Probabilistic spatial clustering based on the Self Discipline Learning (SDL) model of autonomous learning
Zecang Gu, Xiaoqi Sun, Yuan Sun, Fuquan Zhang

TL;DR
This paper introduces a probabilistic spatial clustering algorithm based on the Self Discipline Learning model, which effectively handles high-dimensional data without predefining cluster numbers, achieving high accuracy and recall.
Contribution
The paper proposes a novel clustering algorithm that leverages the SDL model and Gaussian probability distribution to improve clustering performance on high-dimensional data.
Findings
Accuracy rate of 99.03% on traffic light dataset
Recall rate of 91% on traffic light dataset
Effective in reducing local optima issues in deep learning clustering
Abstract
Unsupervised clustering algorithm can effectively reduce the dimension of high-dimensional unlabeled data, thus reducing the time and space complexity of data processing.
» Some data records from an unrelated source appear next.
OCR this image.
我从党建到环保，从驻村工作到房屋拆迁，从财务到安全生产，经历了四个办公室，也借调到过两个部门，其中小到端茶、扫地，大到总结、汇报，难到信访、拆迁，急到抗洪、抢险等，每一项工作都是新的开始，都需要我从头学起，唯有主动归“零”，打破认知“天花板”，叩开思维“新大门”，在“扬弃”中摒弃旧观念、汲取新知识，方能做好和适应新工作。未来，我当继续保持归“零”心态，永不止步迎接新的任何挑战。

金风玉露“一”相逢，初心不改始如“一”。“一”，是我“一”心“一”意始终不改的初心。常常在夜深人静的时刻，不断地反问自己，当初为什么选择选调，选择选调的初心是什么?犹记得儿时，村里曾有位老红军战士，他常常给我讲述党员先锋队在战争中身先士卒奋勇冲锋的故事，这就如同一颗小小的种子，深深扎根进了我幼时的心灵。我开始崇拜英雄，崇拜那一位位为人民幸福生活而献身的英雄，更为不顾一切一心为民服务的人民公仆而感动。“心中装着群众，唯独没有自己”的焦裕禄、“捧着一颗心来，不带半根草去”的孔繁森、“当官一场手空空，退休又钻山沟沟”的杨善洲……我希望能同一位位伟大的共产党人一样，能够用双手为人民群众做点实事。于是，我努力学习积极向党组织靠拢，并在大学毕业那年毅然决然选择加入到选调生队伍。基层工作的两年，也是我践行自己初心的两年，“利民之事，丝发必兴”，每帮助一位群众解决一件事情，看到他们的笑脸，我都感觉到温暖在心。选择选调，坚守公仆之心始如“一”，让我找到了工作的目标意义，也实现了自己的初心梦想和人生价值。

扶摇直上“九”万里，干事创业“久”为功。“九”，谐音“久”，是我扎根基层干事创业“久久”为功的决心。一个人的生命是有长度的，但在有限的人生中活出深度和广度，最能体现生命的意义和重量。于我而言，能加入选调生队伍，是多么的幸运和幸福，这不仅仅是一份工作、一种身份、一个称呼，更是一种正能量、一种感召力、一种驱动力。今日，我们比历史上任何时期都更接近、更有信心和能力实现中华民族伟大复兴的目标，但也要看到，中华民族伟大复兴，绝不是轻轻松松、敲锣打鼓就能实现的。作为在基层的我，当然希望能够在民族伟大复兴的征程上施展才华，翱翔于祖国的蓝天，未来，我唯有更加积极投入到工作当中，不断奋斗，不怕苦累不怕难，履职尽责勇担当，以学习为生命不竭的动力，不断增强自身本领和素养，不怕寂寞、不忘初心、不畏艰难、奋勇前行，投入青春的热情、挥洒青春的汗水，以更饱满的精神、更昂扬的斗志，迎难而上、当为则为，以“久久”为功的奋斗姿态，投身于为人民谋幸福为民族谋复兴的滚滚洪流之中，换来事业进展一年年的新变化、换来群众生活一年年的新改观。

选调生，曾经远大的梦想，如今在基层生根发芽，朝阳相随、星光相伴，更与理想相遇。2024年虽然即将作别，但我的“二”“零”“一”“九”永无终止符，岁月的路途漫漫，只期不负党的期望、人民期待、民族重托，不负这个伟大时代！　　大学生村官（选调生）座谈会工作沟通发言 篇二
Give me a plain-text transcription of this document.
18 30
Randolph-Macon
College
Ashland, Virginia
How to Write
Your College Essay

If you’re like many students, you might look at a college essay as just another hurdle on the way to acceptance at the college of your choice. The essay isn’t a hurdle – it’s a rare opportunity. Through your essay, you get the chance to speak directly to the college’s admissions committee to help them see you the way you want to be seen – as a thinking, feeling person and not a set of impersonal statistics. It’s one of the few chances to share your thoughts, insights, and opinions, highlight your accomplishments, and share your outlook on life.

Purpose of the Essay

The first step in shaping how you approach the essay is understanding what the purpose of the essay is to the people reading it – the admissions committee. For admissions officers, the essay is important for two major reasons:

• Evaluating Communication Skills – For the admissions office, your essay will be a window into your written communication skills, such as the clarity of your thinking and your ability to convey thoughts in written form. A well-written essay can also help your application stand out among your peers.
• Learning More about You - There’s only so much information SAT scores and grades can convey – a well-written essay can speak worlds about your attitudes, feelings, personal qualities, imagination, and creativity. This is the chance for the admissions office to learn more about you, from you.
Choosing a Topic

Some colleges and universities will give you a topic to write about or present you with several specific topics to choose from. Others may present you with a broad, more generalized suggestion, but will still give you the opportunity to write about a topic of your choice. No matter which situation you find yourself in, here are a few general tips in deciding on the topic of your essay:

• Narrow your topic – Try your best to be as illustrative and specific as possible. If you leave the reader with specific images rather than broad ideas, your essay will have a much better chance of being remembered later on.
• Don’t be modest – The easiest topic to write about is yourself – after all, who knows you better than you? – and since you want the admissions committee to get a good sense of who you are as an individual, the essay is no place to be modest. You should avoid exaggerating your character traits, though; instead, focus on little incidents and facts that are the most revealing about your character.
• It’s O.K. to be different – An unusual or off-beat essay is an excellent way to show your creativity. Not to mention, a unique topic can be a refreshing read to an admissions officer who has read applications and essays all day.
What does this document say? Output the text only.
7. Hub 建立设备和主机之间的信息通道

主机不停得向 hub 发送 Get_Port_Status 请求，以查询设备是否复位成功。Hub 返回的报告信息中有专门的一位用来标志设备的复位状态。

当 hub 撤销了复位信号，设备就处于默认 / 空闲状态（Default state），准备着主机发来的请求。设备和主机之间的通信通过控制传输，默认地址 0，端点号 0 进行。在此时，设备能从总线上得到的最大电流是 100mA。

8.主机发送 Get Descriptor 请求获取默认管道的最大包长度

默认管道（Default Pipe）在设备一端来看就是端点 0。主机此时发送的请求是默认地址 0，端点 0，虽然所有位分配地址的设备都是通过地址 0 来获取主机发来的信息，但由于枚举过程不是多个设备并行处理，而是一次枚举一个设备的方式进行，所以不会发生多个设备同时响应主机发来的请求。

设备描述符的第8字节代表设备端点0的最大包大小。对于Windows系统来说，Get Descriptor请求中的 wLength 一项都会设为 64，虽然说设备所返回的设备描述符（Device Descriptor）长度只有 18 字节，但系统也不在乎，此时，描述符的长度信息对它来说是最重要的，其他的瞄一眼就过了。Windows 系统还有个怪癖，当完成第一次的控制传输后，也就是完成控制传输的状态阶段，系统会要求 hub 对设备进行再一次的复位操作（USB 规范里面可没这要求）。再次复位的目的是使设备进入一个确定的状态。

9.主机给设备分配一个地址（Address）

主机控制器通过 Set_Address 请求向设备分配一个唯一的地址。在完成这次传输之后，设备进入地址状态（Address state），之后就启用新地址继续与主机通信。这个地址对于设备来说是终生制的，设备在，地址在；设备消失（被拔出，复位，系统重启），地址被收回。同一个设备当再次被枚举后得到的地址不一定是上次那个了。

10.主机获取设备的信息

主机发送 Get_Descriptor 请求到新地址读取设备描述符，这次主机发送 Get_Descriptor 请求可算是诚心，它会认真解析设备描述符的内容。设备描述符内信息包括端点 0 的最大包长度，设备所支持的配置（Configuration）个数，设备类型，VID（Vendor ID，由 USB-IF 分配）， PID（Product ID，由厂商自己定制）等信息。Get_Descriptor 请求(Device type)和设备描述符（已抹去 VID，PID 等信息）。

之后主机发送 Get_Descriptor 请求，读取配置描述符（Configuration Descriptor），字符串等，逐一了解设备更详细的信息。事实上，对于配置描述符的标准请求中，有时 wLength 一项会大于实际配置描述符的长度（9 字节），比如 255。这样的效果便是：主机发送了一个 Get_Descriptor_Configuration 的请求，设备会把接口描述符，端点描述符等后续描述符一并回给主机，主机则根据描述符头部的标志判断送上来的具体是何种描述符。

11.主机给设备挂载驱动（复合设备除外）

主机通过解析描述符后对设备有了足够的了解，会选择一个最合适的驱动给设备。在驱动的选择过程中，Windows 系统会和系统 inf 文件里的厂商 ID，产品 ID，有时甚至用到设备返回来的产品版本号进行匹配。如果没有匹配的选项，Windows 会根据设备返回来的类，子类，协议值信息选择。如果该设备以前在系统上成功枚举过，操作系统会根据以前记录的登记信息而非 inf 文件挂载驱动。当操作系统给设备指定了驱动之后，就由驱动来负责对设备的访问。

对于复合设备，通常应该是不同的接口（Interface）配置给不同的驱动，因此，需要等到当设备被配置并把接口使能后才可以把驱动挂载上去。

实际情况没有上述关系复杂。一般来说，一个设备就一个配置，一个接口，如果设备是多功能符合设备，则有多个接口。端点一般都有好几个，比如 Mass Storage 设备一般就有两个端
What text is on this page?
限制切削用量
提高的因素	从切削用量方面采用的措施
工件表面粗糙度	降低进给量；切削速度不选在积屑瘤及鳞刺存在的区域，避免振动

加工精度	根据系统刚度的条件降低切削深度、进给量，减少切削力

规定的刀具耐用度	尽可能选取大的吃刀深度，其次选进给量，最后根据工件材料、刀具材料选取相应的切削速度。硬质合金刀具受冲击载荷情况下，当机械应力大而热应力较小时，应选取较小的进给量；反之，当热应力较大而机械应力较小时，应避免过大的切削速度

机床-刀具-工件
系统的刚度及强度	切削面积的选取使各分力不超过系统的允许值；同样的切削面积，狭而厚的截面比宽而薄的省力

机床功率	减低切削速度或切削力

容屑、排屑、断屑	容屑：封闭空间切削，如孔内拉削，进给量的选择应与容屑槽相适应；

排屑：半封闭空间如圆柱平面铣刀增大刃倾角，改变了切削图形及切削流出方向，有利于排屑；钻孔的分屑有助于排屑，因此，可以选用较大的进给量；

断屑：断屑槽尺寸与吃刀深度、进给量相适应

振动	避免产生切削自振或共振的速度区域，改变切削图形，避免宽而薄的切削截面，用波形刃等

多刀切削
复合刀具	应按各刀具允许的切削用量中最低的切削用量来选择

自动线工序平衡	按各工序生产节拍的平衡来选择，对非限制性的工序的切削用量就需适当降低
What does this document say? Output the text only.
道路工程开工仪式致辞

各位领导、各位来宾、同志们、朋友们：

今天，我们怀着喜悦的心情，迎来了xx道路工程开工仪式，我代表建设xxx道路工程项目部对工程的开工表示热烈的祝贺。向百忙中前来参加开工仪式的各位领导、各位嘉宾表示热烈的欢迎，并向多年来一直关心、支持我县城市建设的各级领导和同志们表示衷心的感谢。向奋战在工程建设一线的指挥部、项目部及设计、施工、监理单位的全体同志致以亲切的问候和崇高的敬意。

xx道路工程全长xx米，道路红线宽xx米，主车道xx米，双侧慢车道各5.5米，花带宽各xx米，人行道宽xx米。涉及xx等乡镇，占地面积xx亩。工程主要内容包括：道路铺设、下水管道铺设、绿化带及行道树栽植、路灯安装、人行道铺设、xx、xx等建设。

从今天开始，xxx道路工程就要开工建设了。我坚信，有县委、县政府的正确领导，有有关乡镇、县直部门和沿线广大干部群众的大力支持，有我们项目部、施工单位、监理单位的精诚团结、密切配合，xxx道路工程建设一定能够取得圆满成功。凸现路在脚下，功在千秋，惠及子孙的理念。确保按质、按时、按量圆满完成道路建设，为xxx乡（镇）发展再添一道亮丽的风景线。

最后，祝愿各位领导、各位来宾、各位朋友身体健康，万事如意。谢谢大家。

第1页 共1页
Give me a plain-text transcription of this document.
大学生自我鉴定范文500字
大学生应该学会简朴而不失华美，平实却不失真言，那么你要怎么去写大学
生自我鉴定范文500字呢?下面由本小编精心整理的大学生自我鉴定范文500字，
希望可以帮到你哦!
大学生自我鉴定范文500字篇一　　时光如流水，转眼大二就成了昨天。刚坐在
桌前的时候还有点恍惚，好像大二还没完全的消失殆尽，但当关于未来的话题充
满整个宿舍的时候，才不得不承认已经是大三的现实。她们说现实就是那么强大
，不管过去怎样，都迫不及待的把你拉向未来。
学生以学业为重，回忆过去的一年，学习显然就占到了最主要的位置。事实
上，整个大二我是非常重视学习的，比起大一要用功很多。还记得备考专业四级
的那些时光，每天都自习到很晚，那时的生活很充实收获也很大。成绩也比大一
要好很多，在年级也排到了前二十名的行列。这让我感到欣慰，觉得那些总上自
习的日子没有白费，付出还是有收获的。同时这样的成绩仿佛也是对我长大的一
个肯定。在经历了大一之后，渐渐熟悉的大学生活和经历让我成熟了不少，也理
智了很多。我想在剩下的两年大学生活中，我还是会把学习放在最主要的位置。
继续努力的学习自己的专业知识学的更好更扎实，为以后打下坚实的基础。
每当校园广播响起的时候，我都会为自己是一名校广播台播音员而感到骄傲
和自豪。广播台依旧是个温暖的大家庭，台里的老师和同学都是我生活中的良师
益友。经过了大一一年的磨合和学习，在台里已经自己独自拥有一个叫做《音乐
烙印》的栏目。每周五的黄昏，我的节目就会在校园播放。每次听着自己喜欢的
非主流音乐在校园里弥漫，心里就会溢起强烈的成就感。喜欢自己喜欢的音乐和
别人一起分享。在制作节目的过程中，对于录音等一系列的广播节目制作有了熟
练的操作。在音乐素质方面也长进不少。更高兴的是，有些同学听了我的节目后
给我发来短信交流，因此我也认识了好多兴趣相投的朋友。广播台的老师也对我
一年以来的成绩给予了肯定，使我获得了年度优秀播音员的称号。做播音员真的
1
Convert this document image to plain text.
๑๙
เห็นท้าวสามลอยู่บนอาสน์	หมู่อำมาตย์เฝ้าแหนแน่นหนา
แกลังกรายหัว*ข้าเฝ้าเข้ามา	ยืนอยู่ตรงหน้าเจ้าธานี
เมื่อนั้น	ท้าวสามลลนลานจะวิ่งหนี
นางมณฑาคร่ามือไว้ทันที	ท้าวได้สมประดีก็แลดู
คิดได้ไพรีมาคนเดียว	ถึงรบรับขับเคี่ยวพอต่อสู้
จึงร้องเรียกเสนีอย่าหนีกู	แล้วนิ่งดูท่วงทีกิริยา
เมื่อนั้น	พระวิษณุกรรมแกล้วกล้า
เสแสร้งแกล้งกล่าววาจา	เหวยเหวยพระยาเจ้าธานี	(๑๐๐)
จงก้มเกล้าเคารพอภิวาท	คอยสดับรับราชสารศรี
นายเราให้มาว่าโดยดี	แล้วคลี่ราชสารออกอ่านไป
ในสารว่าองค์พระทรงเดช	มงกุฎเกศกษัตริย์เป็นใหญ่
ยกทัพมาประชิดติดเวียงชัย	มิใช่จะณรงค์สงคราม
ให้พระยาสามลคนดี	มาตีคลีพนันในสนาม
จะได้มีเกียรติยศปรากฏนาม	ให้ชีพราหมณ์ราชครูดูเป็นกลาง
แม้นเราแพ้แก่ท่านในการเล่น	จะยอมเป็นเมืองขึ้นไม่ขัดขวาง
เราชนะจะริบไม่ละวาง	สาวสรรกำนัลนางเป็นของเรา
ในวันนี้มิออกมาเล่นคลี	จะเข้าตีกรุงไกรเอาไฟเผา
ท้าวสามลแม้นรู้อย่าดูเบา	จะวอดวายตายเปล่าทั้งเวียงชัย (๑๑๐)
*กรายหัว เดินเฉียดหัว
However, the traditional clustering algorithm needs to set the upper bound of the number of categories in advance, and the deep learning clustering algorithm will fall into the problem of local optimum. In order to solve these problems, a probabilistic spatial clustering algorithm based on the Self Discipline Learning(SDL) model is proposed. The algorithm is based on the Gaussian probability distribution of the probability space distance between vectors, and uses the probability scale and maximum probability value of the probability space distance as the distance measurement judgment, and then determines the category of each sample according to the distribution characteristics of the data set itself. The algorithm is…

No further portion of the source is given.